Her council-funded respite care workers are not allowed to give the injections, and have been instructed to ask a member of the public to help if she needs one.

It means husband Sam is scared to leave the house in case he needs to administer it himself.

“It’s incredibly stressful, and it’s ridiculous. I can go out but I can’t properly relax because there’s always a niggling worry in the back of my head about what I’m going to come home to,” he says.

Julie says she wants politicians to “remove some of the rules and red tape so that people can do their job”.

Rotherham Council says it is supporting Julie in finding a solution to the issue, while NHS South Yorkshire says the decision to turn her down for a continuing healthcare plan is being reviewed.

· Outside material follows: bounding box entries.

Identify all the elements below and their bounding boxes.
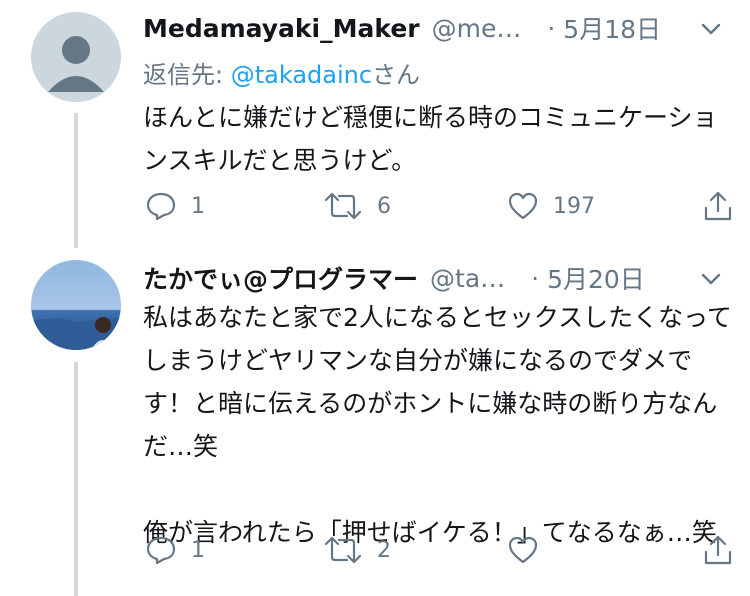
separator-dot: ·: [531, 263, 540, 293]
retweet-icon: [324, 192, 362, 220]
retweet-count: 2: [377, 537, 391, 563]
default-avatar-icon: [31, 12, 121, 102]
like-button[interactable]: 197: [507, 186, 595, 226]
tweet-header: Medamayaki_Maker @me… · 5月18日: [143, 8, 750, 48]
reply-count: 1: [191, 537, 205, 563]
share-button[interactable]: [703, 530, 733, 570]
chevron-down-icon[interactable]: [700, 268, 722, 294]
tweet-date[interactable]: 5月18日: [563, 10, 661, 46]
retweet-icon: [324, 536, 362, 564]
reply-icon: [146, 536, 176, 565]
reply-button[interactable]: 1: [145, 530, 205, 570]
user-handle[interactable]: @me…: [432, 14, 522, 43]
display-name[interactable]: たかでぃ@プログラマー: [143, 260, 418, 296]
profile-photo: [31, 260, 121, 350]
avatar[interactable]: [31, 260, 121, 350]
reply-button[interactable]: 1: [145, 186, 205, 226]
retweet-button[interactable]: 2: [323, 530, 391, 570]
reply-mention-link[interactable]: @takadainc: [231, 61, 372, 89]
share-button[interactable]: [703, 186, 733, 226]
reply-to-prefix: 返信先:: [143, 61, 231, 89]
tweet-text: ほんとに嫌だけど穏便に断る時のコミュニケーションスキルだと思うけど。: [143, 103, 718, 175]
retweet-button[interactable]: 6: [323, 186, 391, 226]
like-count: 197: [553, 193, 595, 219]
share-icon: [704, 535, 732, 565]
tweet-text: 私はあなたと家で2人になるとセックスしたくなってしまうけどヤリマンな自分が嫌にな…: [143, 303, 732, 547]
tweet-actions: 1 6 197: [143, 186, 733, 226]
display-name[interactable]: Medamayaki_Maker: [143, 14, 420, 43]
heart-icon: [508, 536, 538, 564]
user-handle[interactable]: @ta…: [430, 264, 505, 293]
share-icon: [704, 191, 732, 221]
retweet-count: 6: [377, 193, 391, 219]
reply-to-line: 返信先: @takadaincさん: [143, 55, 420, 90]
separator-dot: ·: [547, 13, 556, 43]
reply-icon: [146, 192, 176, 221]
avatar[interactable]: [31, 12, 121, 102]
chevron-down-icon[interactable]: [700, 18, 722, 44]
tweet-date[interactable]: 5月20日: [547, 260, 645, 296]
heart-icon: [508, 192, 538, 220]
tweet[interactable]: たかでぃ@プログラマー @ta… · 5月20日 私はあなたと家で2人になるとセ…: [0, 250, 750, 596]
tweet[interactable]: Medamayaki_Maker @me… · 5月18日 返信先: @taka…: [0, 0, 750, 250]
tweet-header: たかでぃ@プログラマー @ta… · 5月20日: [143, 258, 750, 298]
reply-count: 1: [191, 193, 205, 219]
like-button[interactable]: [507, 530, 553, 570]
reply-to-suffix: さん: [372, 61, 421, 89]
tweet-actions: 1 2: [143, 530, 733, 570]
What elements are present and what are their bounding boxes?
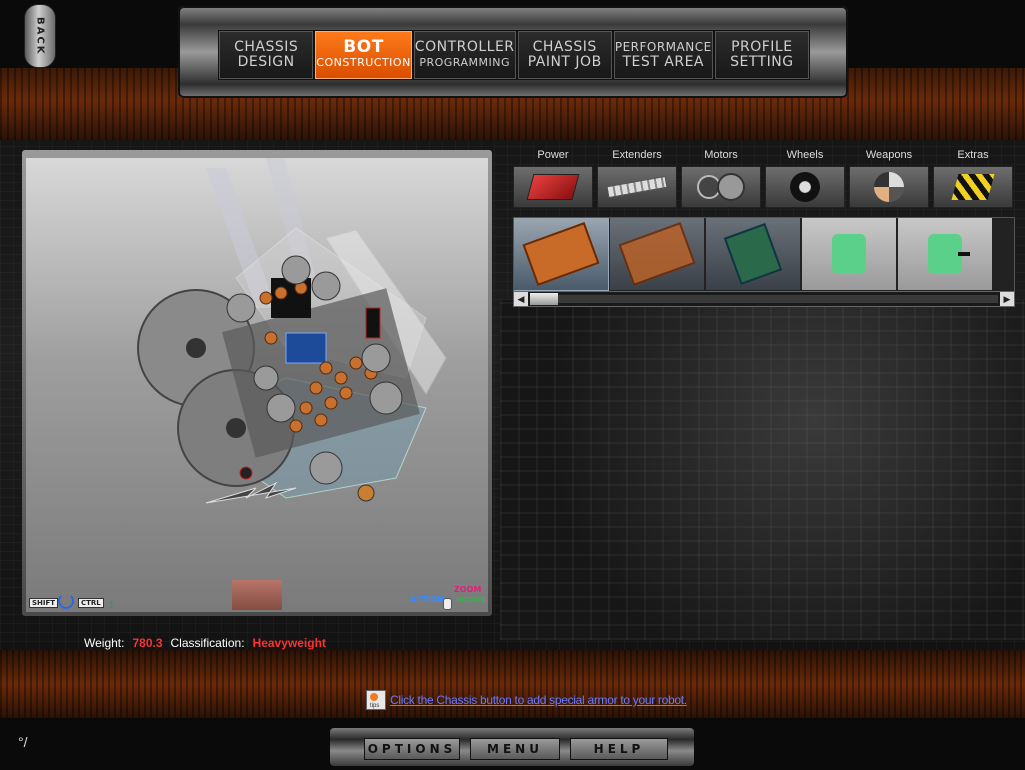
shift-key-hint: SHIFT [29,598,59,608]
circuit-board-orange-icon [618,222,696,286]
part-item[interactable] [610,218,704,290]
help-button[interactable]: HELP [570,738,668,760]
back-button-label: BACK [34,16,46,56]
scroll-left-icon[interactable]: ◀ [514,292,528,306]
green-block-icon [928,234,970,274]
hazard-stripes-icon [933,166,1013,208]
tab-label-line1: BOT [343,37,384,57]
tab-label-line2: PROGRAMMING [419,56,510,69]
category-extras[interactable]: Extras [932,148,1014,208]
tab-chassis-design[interactable]: CHASSIS DESIGN [219,31,314,79]
parts-strip [513,217,1015,293]
weight-label: Weight: [84,636,125,650]
tab-label-line1: CONTROLLER [414,39,515,55]
circuit-board-orange-icon [522,222,600,286]
tab-label-line1: PERFORMANCE [614,40,712,54]
tab-label-line1: PROFILE [731,39,793,55]
options-button[interactable]: OPTIONS [364,738,460,760]
weight-value: 780.3 [132,636,163,650]
part-item[interactable] [514,218,609,291]
wheel-icon [765,166,845,208]
action-label: ACTION [410,595,444,604]
category-wheels[interactable]: Wheels [764,148,846,208]
part-item[interactable] [898,218,992,290]
tips-icon-text: tips [370,703,380,709]
category-label: Extenders [612,149,662,161]
battery-icon [513,166,593,208]
tab-label-line2: CONSTRUCTION [316,56,411,69]
mouse-icon [443,598,452,610]
bot-stats: Weight: 780.3 Classification: Heavyweigh… [84,636,326,650]
scroll-right-icon[interactable]: ▶ [1000,292,1014,306]
tip-text[interactable]: Click the Chassis button to add special … [390,693,687,707]
category-label: Extras [957,149,989,161]
category-label: Motors [704,149,738,161]
menu-button[interactable]: MENU [470,738,560,760]
tip[interactable]: tips Click the Chassis button to add spe… [366,690,687,710]
tips-icon: tips [366,690,386,710]
classification-label: Classification: [170,636,245,650]
extender-bar-icon [597,166,677,208]
green-block-icon [832,234,866,274]
category-label: Wheels [786,149,824,161]
robot-model [137,158,447,504]
tab-label-line2: SETTING [730,54,794,70]
circuit-background [500,300,1025,640]
category-motors[interactable]: Motors [680,148,762,208]
cursor-glyph-icon: °/ [18,734,28,750]
part-categories: Power Extenders Motors Wheels Weapons Ex… [512,148,1014,208]
part-item[interactable] [802,218,896,290]
tab-label-line2: DESIGN [237,54,295,70]
circuit-board-green-icon [723,222,783,286]
rotate-arrow-icon [58,593,74,609]
vertical-arrow-icon: ↕ [108,596,115,611]
category-label: Weapons [865,149,913,161]
category-weapons[interactable]: Weapons [848,148,930,208]
part-item[interactable] [706,218,800,290]
ctrl-key-hint: CTRL [78,598,104,608]
tab-controller-programming[interactable]: CONTROLLER PROGRAMMING [413,31,516,79]
motor-icon [681,166,761,208]
tab-performance-test-area[interactable]: PERFORMANCE TEST AREA [613,31,713,79]
zoom-label: ZOOM [454,585,482,594]
control-hints: SHIFT CTRL ↕ ACTION ZOOM ROTATE [26,585,488,612]
category-power[interactable]: Power [512,148,594,208]
scroll-thumb[interactable] [530,293,558,305]
tab-label-line1: CHASSIS [234,39,299,55]
weapon-icon [849,166,929,208]
tab-label-line2: PAINT JOB [527,54,602,70]
back-button[interactable]: BACK [24,4,56,68]
nav-tabs: CHASSIS DESIGN BOT CONSTRUCTION CONTROLL… [218,30,810,80]
category-extenders[interactable]: Extenders [596,148,678,208]
classification-value: Heavyweight [252,636,326,650]
category-label: Power [537,149,569,161]
scroll-track[interactable] [530,295,998,303]
tab-label-line2: TEST AREA [622,54,705,70]
tab-profile-setting[interactable]: PROFILE SETTING [714,31,809,79]
robot-3d-viewport[interactable]: SHIFT CTRL ↕ ACTION ZOOM ROTATE [26,158,488,612]
tab-label-line1: CHASSIS [532,39,597,55]
tab-chassis-paint-job[interactable]: CHASSIS PAINT JOB [517,31,612,79]
parts-scrollbar[interactable]: ◀ ▶ [513,291,1015,307]
tab-bot-construction[interactable]: BOT CONSTRUCTION [315,31,412,79]
rotate-label: ROTATE [456,596,487,604]
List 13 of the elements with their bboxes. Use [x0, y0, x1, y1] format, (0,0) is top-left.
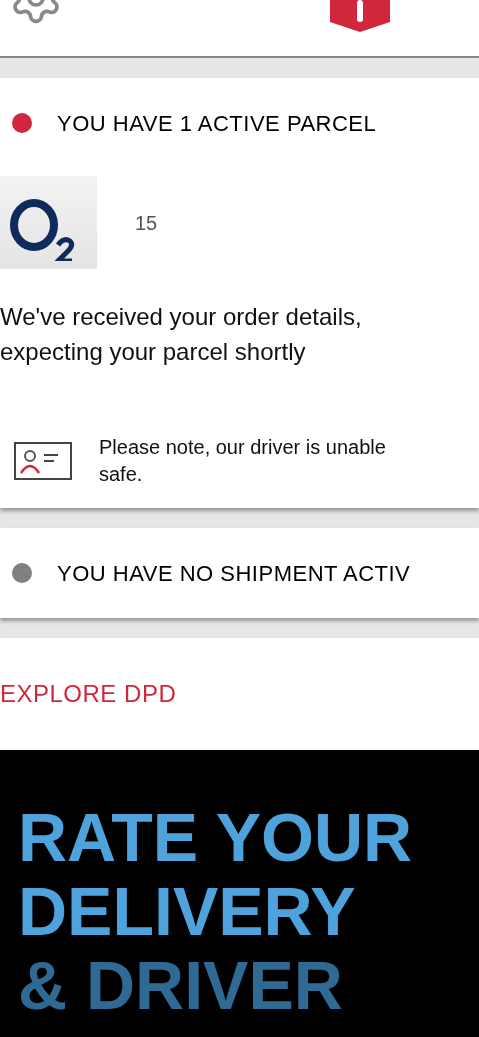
- rate-banner[interactable]: RATE YOUR DELIVERY & DRIVER: [0, 750, 479, 1037]
- tracking-number: 15: [135, 210, 158, 236]
- parcel-card[interactable]: YOU HAVE 1 ACTIVE PARCEL 15 We've received your order details, expecting your parcel shortly Please note, our driver is unable safe.: [0, 78, 479, 508]
- explore-link[interactable]: EXPLORE DPD: [0, 676, 177, 712]
- banner-heading: & DRIVER: [18, 948, 344, 1022]
- status-message: We've received your order details, expecting your parcel shortly: [0, 302, 363, 367]
- banner-heading: DELIVERY: [18, 874, 357, 948]
- driver-note: Please note, our driver is unable safe.: [99, 435, 386, 487]
- section-title: YOU HAVE 1 ACTIVE PARCEL: [57, 109, 377, 138]
- shipment-card[interactable]: YOU HAVE NO SHIPMENT ACTIV: [0, 528, 479, 618]
- banner-heading: RATE YOUR: [18, 800, 414, 874]
- driver-id-icon: [14, 442, 72, 480]
- section-title: YOU HAVE NO SHIPMENT ACTIV: [57, 559, 411, 588]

‘Over-promising and under-delivering’

“Over the years we’ve had far too much of politicians of all colours over-promising and under-delivering on social care reform, and we can’t go through that all over again,” Emily Holzhausen of Carers UK said.

“A failure by the next government to address this long-standing issue would be a betrayal of all those who rely on care and their families, while also setting up the NHS to fail.”

A second letter, signed by the Local Government Association, Care England and others, urges politicians to use the last two weeks of the election campaign to talk more about social care.

The Conservatives say that if re-elected, they will press on with a planned £86,000 cap on social care costs for people who are older or disabled in England, from October 2025.

A Labour source has confirmed they “will not disrupt” these plans if they get into power. In their manifesto, Labour have pledged to form a National Care Service underpinned by national standards for care quality. They say they will work towards longer-term reform of the care sector.

The Liberal Democrats have pledged to introduce free personal care to older and disabled people at home in England, and introduce a higher Carer’s Minimum Wage if elected.